Got that, Bible? Chefs, not Meek, to inherit earth. (Although I don’t know what my line-cook boyfriend would have to say about that… sometimes he inherits meats that are rotting or leftover cheese, but that’s about it.) Moving on.

“And now comes an additional helping of affirmation: a comedy on Fox that means to be hip, strives to be irreverent and wagers that nothing says lovin' like a stud muffin at the oven.”

NOTHIN SAYS LOVIN LIKE A STUD MUFFIN AT THE OVEN. That’s right, additionally, Fox is wagering that “if the beefcake’s shakin’ there’s a bacon in the makin.’” Said one studio exec, “[Cooper’s] buns are made for slappin’, gonna tap him till I’m crappin’!”

“The muffin man in ‘Kitchen Confidential’ is played by Bradley Cooper, familiar from ‘Alias’ and finally getting the kind of front-burner role he deserves.”
If you’re playing the Thematic “Kitchen” Metaphor Drinking Game, now would be an appropriate time for a shot of Jaeger.


Although in all fairness, he does deserve front-burner roles. At least, my front is burning just looking at him.

“He brings the show an ample measure of heat and a dollop of hope, his presence almost engaging enough to redeem an overstuffed, overbaked first episode.”
Bing! Bing bing! Jaeger shots all around! And you're going to want to get one of those extra big Skidmore/LeHigh commemorative sorority event quintuple-shooters for the conclusion:

Commemorating historic UVA girls' favorite places to bone athletes.

"Some viewers may well find a savory treat here. Others may want to hold out for the inevitable next phase in epicurean adulation, a Broadway musical about a quixotic Spanish visionary and his beloved steel griddle.

Anybody for 'Man of La Plancha?'"

No, but, funny coincidence, I am up for a role as one of the dead piglets competing for a place in a sack of herbed saltwater in this fall’s Off-Off-Broadway production of “A Chorus Brine.”

ZING!

6 Comments:

Blogger TG said...

i so admire your ability to run through all this and (using a bruni-esque verb) stomach it. how do you not poke your eyes out? i just can't stand the fucker's writing, myself. all those painful culinary metaphors like "Their antics pepper gossip columns" and "a dollop of hope" and "an overstuffed, overbaked first episode", i mean, you're supposed to work out that kind of crackerjack journalism-101 crap EARLY in your journalism career. but unfortunately, it's typical of an ex "news" dope who moves to lifestyles/fluff and thinks that feature writing = shitty-ass puns. wotta friggin clown

11:00 PM, September 20, 2005  
Anonymous NY Times Embarrassed?! said...

Anyone else notice that Bruni's Kitchen Confidential review was posted online in this week's Dining Section when it went up last night, and that it was removed this morning?

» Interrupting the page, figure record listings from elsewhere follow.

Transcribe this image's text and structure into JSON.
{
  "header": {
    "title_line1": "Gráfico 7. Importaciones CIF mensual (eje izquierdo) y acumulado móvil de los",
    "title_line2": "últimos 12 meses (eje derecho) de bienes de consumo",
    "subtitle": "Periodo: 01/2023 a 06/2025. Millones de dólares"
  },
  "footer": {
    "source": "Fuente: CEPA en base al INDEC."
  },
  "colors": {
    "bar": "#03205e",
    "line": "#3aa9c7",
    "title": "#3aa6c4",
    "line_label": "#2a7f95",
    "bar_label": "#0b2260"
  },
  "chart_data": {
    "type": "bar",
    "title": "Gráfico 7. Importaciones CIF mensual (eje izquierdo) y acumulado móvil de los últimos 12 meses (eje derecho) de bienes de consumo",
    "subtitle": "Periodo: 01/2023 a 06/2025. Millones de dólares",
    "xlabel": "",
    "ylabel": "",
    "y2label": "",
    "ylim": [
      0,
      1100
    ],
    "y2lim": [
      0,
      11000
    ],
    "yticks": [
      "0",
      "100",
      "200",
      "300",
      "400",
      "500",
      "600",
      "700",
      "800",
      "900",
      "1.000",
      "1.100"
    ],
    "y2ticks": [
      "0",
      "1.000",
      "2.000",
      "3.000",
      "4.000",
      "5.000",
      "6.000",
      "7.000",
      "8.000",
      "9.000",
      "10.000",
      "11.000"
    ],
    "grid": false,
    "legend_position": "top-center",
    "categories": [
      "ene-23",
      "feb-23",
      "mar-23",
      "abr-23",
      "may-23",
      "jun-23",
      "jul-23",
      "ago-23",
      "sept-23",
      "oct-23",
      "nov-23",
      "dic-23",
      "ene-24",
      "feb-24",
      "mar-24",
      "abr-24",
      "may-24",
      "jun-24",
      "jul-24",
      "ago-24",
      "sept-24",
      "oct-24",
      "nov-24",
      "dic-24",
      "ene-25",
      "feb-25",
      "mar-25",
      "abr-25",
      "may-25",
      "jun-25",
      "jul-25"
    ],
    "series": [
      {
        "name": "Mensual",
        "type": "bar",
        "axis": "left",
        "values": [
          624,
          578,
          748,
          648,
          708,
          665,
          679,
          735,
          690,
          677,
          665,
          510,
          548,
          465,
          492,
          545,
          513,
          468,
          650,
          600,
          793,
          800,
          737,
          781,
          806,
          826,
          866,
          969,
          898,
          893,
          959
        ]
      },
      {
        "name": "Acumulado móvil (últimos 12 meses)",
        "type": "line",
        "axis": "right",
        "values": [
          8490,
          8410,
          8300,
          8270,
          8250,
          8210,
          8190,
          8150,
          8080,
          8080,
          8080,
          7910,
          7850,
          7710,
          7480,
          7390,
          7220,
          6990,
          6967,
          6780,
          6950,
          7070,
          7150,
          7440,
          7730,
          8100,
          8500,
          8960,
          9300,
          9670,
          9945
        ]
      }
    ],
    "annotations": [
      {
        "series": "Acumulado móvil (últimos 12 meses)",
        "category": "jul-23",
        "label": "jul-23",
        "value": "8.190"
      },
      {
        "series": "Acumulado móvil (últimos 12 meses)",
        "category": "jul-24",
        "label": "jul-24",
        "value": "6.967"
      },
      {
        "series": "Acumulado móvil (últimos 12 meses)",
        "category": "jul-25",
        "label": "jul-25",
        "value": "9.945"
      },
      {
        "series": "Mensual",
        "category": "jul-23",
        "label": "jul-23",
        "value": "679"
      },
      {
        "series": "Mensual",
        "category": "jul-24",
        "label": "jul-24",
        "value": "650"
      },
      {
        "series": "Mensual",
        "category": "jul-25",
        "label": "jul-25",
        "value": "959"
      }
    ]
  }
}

11:36 AM, September 21, 2005  
Anonymous UppEastSideAl said...

this is hysterical. i am alternately repulsed and riveted whenever i hear FB on my radio in the morning (WQXR). how did he get this plum ( ha-"plum" worthy of FB) job?? also anyone notice an eerie vocal resemblance to NYT theater critic Ben Branley? so funny your site! thanks.

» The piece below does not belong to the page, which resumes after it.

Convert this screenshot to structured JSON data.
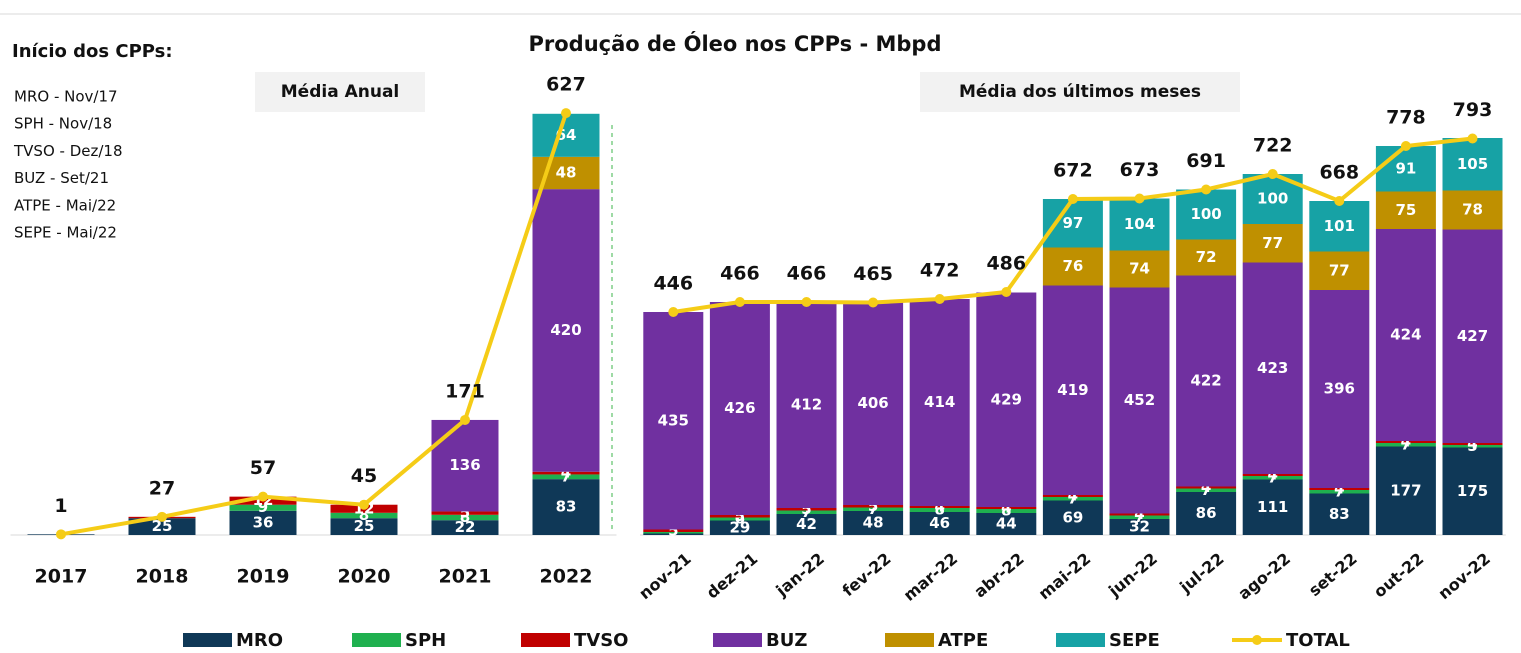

11:37 AM, September 21, 2005  
Blogger Jules said...

Well, actually, I kind of appreciate his presence in the food writing world. Yes, he's outta control, but I've never been one for control, except in the tops of panty hose. As a comedian, I couldn't be happier that someone with a flare for the silly is at the most serious post in town.

11:39 AM, September 21, 2005  
Anonymous Anonymous said...

Jules, you rock! Keep giving Bruni hell. You're the blog highlight of my week.

2:02 PM, September 21, 2005  
Anonymous Anonymous said...

Oh Jules, you so bore me. I think you have a penchant for boredom. You must sweat just by thinking. May I suggest that you move to the middle of nowhere, eat at restaurants for under $10, talk with people who've never left town, and then comeback to NYC with a better attitude for why food is taken seriously here. Sure, pomp sells copy. But a $150 shitty meal is a big chunk of change from your salary. Sure escargot and caviar taste slimy and disgusting, but some people waste their money on meth or crack.